Recently, I have read about the controversy surrounding 14 year old singer Laura Bretan singing opera caught my attention.

Healthy Singing

Classic FM summarizes the issue in their article “Laura Bretan’s singing technique ‘raises deep concerns’ says singing teacher“. Voice professionals have expressed their concerns over the stress Bretan is placing on her vocal chords due to her choice in singing opera prematurely.

While I am not a voice teacher, it is important to open the discussion on healthy technique for musicians. Piano players, much like other instrumentalists and singers, have physical limitations that should not be pushed without consideration.  A consequence is that this behaviour can cause long-lasting injuries.

Musician Injuries

The most common condition for an overworked pianist is carpal tunnel syndrome, which is characterized by a pain in the arms and hands caused by a compression of a major nerve. This syndrome is seen in piano players that play and practice with tension in their hands and arms. This is especially dangerous if the pianist is practicing for hours every day without consideration of proper technique.

Just like how we should not try to lift heavy objects with our backs, we should not attempt to force advanced technique on a student that has not yet learned to use their body in a free and relaxed manner.

When we bypass healthy technique to play difficult music, we not only worsen our physical condition but also limit ourselves in our musical expression.

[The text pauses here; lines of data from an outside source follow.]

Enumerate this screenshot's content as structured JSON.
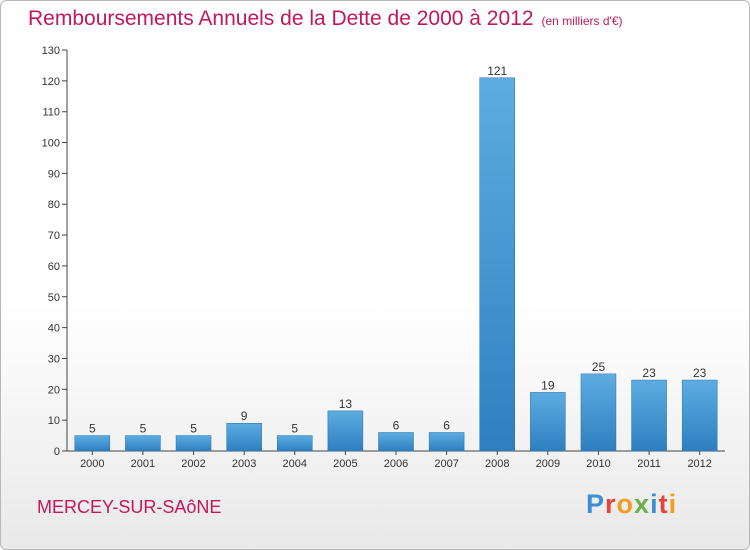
{
  "title": "Remboursements Annuels de la Dette de 2000 à 2012",
  "subtitle": "(en milliers d'€)",
  "town": "MERCEY-SUR-SAôNE",
  "brand": {
    "text": "Proxiti",
    "letter_colors": [
      "#3b8fd4",
      "#e8433c",
      "#f39c1f",
      "#6ab04c",
      "#3b8fd4",
      "#e8433c",
      "#f39c1f"
    ]
  },
  "colors": {
    "bar_light": "#5dade2",
    "bar_dark": "#2e7fc0",
    "text": "#333333",
    "accent": "#c2185b"
  },
  "chart_data": {
    "type": "bar",
    "title": "Remboursements Annuels de la Dette de 2000 à 2012",
    "categories": [
      "2000",
      "2001",
      "2002",
      "2003",
      "2004",
      "2005",
      "2006",
      "2007",
      "2008",
      "2009",
      "2010",
      "2011",
      "2012"
    ],
    "values": [
      5,
      5,
      5,
      9,
      5,
      13,
      6,
      6,
      121,
      19,
      25,
      23,
      23
    ],
    "ylim": [
      0,
      130
    ],
    "yticks": [
      0,
      10,
      20,
      30,
      40,
      50,
      60,
      70,
      80,
      90,
      100,
      110,
      120,
      130
    ],
    "grid": false,
    "xlabel": "",
    "ylabel": ""
  }
}
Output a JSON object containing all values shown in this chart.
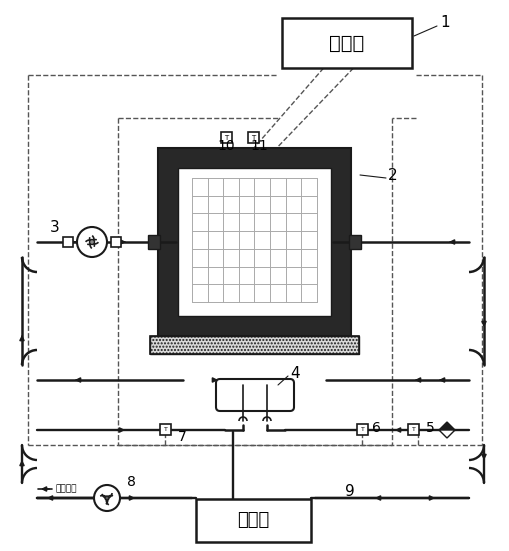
{
  "bg": "#ffffff",
  "lc": "#1a1a1a",
  "dc": "#555555",
  "gray_dark": "#282828",
  "gray_med": "#aaaaaa",
  "controller_label": "控制器",
  "heat_user_label": "热用户",
  "water_label": "接补水管",
  "labels": {
    "1": "1",
    "2": "2",
    "3": "3",
    "4": "4",
    "5": "5",
    "6": "6",
    "7": "7",
    "8": "8",
    "9": "9",
    "10": "10",
    "11": "11"
  },
  "figsize": [
    5.1,
    5.51
  ],
  "dpi": 100
}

Without freedom in the arms, wrists, and hands, a pianist can never truly express themselves on the piano.

Healthy Technique:

An approach to healthy piano technique is the Taubman Approach. While reading this information may be helpful, please consult and ask your piano teacher if you feel as though you have tension while playing the piano. Healthy technique is the basis of great piano playing!

Practice safe! Be sure to take breaks, to stretch, and to always warm up.